In an opening interview, Tár speaks on the grave importance of time to her work and the same can be said for the way that Field chooses to arrange and pace this fall from grace story about assiduous ambition and accrued arrogance. Some scenes, like a mesmerizing one-take during a teaching session at Juilliard, flow gracefully for minutes at a time, while the sequences of the orchestra playing tend to be cut at a quicker tempo to match the dynamics of the pieces they’re performing. With editor Monika Willi, Field establishes a storytelling method that is pensive and patient, more indicative of masters from East Asian cinema than any modern American filmmakers I can recall. The ambiguity and subtext that Field leaves for his audience to parse over reminded me of the way Lee Chang-dong or Wong Kar-wai trust their viewers to unpack the complexities of their stories.

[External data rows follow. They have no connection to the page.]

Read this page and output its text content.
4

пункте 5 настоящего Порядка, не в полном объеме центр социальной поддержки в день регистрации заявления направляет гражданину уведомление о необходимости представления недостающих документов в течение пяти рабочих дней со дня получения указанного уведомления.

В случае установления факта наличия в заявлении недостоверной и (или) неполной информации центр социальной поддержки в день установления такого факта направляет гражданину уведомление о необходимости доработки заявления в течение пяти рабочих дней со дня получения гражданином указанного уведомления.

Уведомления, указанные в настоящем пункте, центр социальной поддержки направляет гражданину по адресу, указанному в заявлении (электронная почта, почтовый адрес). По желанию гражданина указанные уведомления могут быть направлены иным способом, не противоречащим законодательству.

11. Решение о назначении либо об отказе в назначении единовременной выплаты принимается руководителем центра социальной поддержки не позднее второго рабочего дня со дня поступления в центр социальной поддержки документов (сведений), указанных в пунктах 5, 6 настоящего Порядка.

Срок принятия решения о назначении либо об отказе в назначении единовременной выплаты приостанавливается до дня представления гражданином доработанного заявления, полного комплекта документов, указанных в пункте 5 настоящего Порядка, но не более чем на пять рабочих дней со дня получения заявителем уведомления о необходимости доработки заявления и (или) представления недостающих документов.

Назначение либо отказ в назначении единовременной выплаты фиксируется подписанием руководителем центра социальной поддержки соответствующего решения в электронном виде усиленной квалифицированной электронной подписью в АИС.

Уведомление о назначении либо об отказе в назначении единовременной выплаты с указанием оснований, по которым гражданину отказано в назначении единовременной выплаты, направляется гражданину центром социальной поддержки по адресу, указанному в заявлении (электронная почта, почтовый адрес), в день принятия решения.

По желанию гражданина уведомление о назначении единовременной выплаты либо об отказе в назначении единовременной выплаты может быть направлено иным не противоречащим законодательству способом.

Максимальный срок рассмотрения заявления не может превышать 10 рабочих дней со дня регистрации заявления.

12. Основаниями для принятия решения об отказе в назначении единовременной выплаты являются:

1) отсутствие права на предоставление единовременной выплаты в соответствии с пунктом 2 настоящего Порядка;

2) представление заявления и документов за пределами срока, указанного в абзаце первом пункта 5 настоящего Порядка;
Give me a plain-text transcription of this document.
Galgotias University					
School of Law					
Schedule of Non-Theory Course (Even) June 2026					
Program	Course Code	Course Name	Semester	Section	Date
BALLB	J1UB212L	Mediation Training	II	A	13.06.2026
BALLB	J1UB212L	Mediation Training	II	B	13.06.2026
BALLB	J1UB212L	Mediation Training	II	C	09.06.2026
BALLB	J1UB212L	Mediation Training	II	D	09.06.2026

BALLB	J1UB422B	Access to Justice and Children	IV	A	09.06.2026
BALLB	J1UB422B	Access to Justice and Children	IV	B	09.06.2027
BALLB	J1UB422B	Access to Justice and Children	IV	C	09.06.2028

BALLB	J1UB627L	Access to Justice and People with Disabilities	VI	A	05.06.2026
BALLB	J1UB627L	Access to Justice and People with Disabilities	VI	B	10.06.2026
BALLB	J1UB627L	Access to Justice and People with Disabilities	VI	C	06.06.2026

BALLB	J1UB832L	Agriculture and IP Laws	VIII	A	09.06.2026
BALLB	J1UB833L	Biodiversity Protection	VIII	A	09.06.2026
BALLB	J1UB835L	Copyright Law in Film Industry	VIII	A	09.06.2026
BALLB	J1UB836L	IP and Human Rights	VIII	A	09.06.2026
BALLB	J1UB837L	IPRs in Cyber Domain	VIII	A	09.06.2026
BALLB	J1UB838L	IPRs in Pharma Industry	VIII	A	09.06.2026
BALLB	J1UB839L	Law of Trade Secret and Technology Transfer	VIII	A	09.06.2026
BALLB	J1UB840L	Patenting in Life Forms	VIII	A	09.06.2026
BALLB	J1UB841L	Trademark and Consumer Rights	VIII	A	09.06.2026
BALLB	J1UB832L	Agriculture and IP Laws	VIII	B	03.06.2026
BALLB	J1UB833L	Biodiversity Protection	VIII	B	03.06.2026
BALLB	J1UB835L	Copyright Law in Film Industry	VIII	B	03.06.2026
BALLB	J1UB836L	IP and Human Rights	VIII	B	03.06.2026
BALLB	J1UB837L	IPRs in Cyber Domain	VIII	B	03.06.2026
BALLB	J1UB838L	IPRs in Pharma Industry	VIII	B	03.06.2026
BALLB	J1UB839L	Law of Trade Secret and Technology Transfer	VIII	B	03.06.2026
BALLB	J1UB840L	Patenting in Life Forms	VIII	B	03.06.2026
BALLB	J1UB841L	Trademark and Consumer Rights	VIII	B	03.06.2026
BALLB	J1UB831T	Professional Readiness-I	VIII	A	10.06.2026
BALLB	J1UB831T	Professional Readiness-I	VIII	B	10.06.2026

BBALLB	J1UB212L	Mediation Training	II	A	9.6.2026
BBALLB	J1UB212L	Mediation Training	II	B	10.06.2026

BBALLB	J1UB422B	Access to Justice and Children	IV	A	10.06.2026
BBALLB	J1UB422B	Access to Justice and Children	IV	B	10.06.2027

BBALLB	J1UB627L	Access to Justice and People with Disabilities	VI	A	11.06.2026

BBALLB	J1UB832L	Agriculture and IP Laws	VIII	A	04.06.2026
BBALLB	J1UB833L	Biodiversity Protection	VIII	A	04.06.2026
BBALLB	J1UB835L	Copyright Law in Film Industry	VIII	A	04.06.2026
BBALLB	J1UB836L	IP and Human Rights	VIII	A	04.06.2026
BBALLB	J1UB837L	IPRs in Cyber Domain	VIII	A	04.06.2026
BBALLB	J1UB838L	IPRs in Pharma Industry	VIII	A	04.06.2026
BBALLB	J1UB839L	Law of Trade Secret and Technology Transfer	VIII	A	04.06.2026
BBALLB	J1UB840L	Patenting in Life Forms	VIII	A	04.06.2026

Cate Blanchett has won two Academy Awards, the first for portraying chatty screen legend Katharine Hepburn in The Aviator and the second for her work as the manic protagonist of Blue Jasmine. While both are fine performances, they showcase more surface-level delights as opposed to the more considered and nuanced roles Blanchett has taken at other points in her career. Her work in Tár is truly the entire package and calling it the finest performance in her filmography doesn’t feel like a stretch at this point. Field says that he not only wrote his script with Blanchett in mind for the title character but that if she had turned down the project, he never would have made the movie. It’s certainly not every actor who has screenplays tailor-made for them but when directors and performers are working harmoniously at the highest levels, the results can be transcendent.

Score – 5/5

New movies coming this weekend:
Opening in theaters is Armageddon Time, a coming-of-age story starring Anne Hathaway and Jeremy Strong about a teenager living in 1980s New York who is sent to his older brother’s private school after being caught using drugs with his friend.
Premiering on Netflix is Enola Holmes 2, a mystery sequel starring Millie Bobby Brown and Henry Cavill continuing the adventures of Sherlock Holmes’s now detective-for-hire sister as she takes her first official case to find a missing girl.
Streaming on Apple TV+ is Causeway, a psychological drama starring Jennifer Lawrence and Brian Tyree Henry about a soldier who suffers a traumatic brain injury while deployed in Afghanistan and struggles to adjust to life back home.